The effect is rather like watching a badly dubbed film, researchers said.
"There is a huge amount of effort and energy going into the treatment of children with autism, virtually none of it is based on a strong empirical foundation tied to sensory function," said leader of the study, Mark Wallace, director of the Vanderbilt Brain Institute in US.
"If we can fix this deficit in early sensory function then maybe we can see benefits in language and communication and social interactions," he said.

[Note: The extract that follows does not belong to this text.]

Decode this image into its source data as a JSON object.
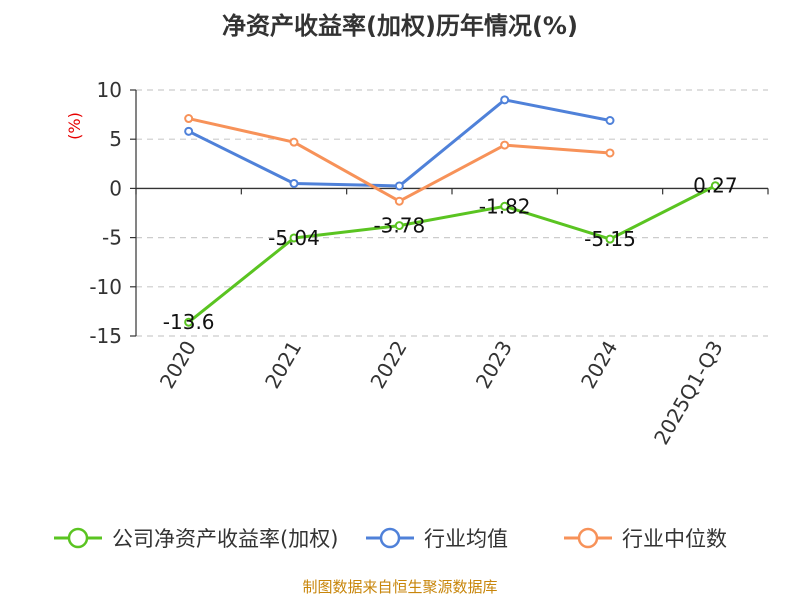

In the study, Vanderbilt researchers compared 32 typically developing children ages 6-18 years old with 32 high-functioning children with autism, matching the groups in virtually every possible way including IQ.
Study participants worked through a battery of different tasks, largely all computer generated.
Researchers used different types of audiovisual stimuli such as simple flashes and beeps, more complex environmental stimuli like a hammer hitting a nail, and speech stimuli, and asked the participants to tell them whether the visual and auditory events happened at the same time.
"Children with autism have difficulty processing simultaneous input from audio and visual channels. That is, they have trouble integrating simultaneous information from their eyes and their ears," said co-author Stephen Camarata, professor of Hearing and Speech Sciences.
"It is like they are watching a foreign movie that was badly dubbed, the auditory and visual signals do not match in their brains," Camarata said.
"One of the classic pictures of children with autism is they have their hands over their ears," Wallace said.
"We believe that one reason for this may be that they are trying to compensate for their changes in sensory function by simply looking at one sense at a time. This may be a strategy to minimise the confusion between the senses," he said.
The study is published in The Journal of Neuroscience.